Барьеры отметили шинелями Данзаса и д’Аршиака. Секунданты зарядили пистолеты. Поставили противников. Подали им оружие. Данзас снял шляпу, подержал ее высоко над головой. Махнул. Пушкин быстро подошел к барьеру. Остановился и начал наводить пистолет. Дантес на ходу – за шаг от барьера – выстрелил… Пуля, завершая свой длительный и запутанный полет сквозь времена и события, наконец остановилась. Вошла в живот, перебила вену, скользнула по окружности тазовой кости и ударила в крестец, раздробив его на осколки… Ранение было не только “безусловно смертельным”, как потом определили врачи, но и в высшей степени мучительным… Александр Сергеевич упал на шинель Данзаса и лежал неподвижно. К нему бросились секунданты. Двинулся в его сторону и Дантес. Но Пушкин тут же остановил его, сказав по-французски: “Подождите! у меня еще достаточно сил, чтобы сделать свой выстрел”. Вернувшись на место, Дантес стал правым боком к барьеру. Согнутой рукой прикрыл грудь. Данзас подал Пушкину другой пистолет: дуло первого при падении забилось снегом. Александр Сергеевич приподнялся на левой руке. Точно и неподвижно нацелил пистолет в Дантеса. Выстрелил. Дантес упал. Пушкин отбросил пистолет. Воскликнул “Браво!”, полагая, что Дантес убит.
Что-то было в этом знаменитом восклицании – последние отголоски зрелищной и мучительной суеты бытия, уже отлетавшей от Пушкина. В следующее мгновение он начал прозревать нечто необыкновенное – непричастность Дантеса к свершившемуся. “Странно! Я думал, что его смерть доставит мне удовольствие, но теперь я чувствую, что это почти огорчает меня”, – произнес Пушкин.
Дантес не был убит.
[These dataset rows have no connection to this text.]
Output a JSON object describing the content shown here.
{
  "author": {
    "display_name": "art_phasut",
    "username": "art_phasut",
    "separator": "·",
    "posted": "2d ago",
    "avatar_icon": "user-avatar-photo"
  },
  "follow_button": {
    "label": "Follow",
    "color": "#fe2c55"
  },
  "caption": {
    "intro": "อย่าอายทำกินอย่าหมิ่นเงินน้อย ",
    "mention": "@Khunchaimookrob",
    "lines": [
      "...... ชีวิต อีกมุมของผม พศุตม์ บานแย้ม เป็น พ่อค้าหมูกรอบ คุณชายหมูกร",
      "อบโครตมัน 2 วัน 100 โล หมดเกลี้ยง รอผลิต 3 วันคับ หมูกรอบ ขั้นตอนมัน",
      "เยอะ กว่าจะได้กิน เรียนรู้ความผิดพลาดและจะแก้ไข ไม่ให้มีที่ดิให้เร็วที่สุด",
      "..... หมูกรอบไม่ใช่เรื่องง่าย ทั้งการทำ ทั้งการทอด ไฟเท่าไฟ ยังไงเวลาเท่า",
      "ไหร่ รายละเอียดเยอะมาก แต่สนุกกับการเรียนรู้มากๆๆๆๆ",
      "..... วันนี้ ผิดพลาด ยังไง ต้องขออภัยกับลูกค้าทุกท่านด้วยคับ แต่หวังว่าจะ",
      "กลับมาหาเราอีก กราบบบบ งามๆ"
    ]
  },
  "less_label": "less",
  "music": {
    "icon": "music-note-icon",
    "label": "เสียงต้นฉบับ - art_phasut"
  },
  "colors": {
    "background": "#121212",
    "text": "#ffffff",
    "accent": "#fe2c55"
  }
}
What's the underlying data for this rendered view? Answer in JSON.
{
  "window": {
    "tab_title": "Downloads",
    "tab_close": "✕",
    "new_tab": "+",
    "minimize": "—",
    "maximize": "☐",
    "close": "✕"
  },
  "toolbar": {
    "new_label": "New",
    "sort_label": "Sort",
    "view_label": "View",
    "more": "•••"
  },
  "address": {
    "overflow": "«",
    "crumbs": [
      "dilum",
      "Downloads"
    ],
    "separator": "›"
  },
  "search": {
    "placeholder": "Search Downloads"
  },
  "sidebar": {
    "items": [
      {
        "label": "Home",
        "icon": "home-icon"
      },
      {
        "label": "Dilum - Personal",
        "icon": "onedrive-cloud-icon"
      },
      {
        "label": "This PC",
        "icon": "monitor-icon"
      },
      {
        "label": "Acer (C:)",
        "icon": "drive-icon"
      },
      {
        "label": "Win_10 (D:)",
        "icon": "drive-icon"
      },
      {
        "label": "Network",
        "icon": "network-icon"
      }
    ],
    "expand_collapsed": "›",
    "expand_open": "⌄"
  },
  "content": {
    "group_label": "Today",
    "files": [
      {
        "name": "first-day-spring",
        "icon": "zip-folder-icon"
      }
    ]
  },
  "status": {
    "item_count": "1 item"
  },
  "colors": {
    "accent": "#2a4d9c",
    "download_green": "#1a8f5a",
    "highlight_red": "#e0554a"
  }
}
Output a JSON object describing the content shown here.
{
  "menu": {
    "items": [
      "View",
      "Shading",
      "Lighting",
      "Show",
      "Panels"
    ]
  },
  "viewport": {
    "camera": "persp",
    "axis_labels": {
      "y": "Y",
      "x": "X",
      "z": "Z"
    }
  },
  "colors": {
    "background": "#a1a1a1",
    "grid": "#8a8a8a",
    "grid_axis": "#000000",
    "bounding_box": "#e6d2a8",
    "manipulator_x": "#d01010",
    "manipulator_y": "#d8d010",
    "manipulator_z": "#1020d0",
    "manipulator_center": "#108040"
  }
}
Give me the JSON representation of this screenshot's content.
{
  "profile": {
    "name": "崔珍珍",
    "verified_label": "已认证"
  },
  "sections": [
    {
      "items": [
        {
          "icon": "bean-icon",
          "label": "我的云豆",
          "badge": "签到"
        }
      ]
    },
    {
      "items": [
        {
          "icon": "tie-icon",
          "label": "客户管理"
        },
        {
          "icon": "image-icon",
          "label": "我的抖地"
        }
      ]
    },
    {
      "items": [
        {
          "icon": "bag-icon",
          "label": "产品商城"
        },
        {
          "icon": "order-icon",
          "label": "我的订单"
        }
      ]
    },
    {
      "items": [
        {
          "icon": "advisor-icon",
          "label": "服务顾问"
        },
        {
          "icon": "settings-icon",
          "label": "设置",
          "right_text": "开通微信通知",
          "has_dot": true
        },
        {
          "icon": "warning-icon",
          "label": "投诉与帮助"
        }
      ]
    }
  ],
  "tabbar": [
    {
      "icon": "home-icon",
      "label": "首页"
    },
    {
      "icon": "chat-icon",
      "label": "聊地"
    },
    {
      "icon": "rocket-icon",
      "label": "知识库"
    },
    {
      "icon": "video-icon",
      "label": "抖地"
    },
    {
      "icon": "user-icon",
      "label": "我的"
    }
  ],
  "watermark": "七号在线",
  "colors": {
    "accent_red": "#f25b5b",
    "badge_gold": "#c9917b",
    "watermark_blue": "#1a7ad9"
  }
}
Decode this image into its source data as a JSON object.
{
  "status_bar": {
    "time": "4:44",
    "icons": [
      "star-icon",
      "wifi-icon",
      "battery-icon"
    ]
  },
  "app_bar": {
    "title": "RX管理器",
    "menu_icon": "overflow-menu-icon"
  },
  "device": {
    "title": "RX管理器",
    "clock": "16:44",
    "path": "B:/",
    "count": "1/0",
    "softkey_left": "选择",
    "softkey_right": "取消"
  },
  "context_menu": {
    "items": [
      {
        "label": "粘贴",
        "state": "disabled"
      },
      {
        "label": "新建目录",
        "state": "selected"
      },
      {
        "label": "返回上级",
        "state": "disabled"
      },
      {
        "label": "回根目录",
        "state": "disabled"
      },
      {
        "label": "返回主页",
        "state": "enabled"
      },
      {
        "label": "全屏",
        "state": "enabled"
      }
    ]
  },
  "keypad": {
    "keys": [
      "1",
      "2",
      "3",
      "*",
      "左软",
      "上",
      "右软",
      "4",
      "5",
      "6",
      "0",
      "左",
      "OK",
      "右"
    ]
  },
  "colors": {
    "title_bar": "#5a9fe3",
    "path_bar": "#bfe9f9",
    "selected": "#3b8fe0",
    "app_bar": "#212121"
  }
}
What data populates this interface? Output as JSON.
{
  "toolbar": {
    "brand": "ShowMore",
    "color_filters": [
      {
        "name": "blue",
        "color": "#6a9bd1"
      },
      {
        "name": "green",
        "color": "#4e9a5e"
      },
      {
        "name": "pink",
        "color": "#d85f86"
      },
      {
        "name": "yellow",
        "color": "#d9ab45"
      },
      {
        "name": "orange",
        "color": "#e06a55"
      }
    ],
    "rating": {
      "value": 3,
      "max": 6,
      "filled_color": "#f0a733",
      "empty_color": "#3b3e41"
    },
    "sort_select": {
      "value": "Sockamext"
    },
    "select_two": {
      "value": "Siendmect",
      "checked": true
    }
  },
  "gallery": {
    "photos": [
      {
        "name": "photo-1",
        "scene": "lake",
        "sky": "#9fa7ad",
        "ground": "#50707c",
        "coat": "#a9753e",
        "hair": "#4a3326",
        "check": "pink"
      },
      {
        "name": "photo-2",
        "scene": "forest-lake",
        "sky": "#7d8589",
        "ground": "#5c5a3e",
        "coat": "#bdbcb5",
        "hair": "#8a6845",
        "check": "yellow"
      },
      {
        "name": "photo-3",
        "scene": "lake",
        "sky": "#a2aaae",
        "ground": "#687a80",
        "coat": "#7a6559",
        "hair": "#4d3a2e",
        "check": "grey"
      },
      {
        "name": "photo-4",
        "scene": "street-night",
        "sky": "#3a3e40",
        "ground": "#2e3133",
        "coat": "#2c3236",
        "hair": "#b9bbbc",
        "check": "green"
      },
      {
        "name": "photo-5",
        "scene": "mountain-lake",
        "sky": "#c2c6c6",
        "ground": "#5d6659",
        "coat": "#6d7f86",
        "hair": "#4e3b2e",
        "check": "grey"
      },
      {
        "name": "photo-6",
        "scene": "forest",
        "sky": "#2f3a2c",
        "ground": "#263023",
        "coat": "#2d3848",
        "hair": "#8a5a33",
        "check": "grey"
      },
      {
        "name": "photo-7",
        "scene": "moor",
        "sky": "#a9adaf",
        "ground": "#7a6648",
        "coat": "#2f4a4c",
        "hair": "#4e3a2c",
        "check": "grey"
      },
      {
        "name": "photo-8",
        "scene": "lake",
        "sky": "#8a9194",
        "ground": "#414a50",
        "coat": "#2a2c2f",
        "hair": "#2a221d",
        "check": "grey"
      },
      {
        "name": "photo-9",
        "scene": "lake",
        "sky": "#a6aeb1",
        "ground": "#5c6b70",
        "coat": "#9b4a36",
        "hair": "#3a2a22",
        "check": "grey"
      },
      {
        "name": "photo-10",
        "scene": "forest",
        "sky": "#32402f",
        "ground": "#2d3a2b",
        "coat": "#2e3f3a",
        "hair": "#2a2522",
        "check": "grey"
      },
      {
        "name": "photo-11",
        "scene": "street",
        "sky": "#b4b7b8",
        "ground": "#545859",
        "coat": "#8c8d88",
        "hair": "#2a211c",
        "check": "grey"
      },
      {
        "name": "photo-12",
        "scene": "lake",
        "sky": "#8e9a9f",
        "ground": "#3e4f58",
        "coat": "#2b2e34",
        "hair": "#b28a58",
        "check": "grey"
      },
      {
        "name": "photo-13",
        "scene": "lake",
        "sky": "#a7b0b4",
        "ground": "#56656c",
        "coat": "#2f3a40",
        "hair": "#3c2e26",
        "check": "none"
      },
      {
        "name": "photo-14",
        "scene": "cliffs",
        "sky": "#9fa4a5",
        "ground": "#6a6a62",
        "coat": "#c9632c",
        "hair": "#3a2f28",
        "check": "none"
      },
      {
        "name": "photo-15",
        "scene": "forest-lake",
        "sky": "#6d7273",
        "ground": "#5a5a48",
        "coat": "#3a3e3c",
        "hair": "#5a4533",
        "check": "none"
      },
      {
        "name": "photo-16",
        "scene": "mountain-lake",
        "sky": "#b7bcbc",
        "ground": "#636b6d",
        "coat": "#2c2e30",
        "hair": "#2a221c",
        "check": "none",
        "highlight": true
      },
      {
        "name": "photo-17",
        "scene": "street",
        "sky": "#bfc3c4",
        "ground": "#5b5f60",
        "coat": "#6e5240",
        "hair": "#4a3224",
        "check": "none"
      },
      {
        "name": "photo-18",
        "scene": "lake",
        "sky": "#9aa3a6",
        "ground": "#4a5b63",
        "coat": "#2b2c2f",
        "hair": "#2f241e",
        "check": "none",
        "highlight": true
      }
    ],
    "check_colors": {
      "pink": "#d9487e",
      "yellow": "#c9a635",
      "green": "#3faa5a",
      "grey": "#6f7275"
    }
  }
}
Пуля ниже локтя насквозь прострелила руку… Мысль об убийстве не должна была примешиваться к страшным физическим страданиям Пушкина в те двое суток перед кончиной, последовавшей 29 января 1837 года в 2.30 пополудни.
Высокая и светлая воля защитила его от нравственных мук – подставила под пулю, летевшую сквозь руку в печень Дантеса, серебряную пуговицу от подтяжек.
Через несколько месяцев, высланный из России, Дантес в Баден-Бадене, как пишет встретивший его там Андрей Карамзин, “с кавалергардскими ухватками предводительствовал мазуркой и котильоном”.
Это была не его дуэль.
Она целиком принадлежала только судьбе Пушкина. Всех, кто видел его смерть, поражало выражение “божественного спокойствия” на его лице. Жуковский об этом выражении сказал более определенно: “Великая, радостно угаданная мысль”.
Книга для комментариев на скрипке
С какой-то точки зрения было бы лучше, если бы записных книжек Платонова не существовало в природе. Достаточно и того, что Платонов оставил в мире прозу, которая принадлежит к разряду самых непостижимых явлений духа. Теперь к этой привычной непостижимости, терзающей и вдохновляющей разноязыких исследователей, прибавлена новая непостижимость. Двадцать четыре записные книжки Платонова 1921—1944 годов, изданные в полном объеме*, не прекратят споров вокруг романов Платонова. Потому что и сами эти книжки, собранные в один том, читаются как роман – предельно откровенный роман Платонова о Платонове.
Предельно здесь не означает очень. Речь идет именно о пределе. Со дня выхода в свет этой книги, вероятно, уже не остается источника, который бы подвел нас ближе к Платонову, приоткрыл бы в большей степени тайны его мышления, мироощущения и языка. Граница обозначена. Записные книжки содержат в себе всё, что мы можем знать о Платонове – его сны и детские воспоминания, мимолетные и неотступные мысли, свернутые в кокон сюжеты, экспозиции и наброски к написанным и не написанным произведениям, заметки о поездках по стране, технические чертежи и схемы, размышления о Боге и революции.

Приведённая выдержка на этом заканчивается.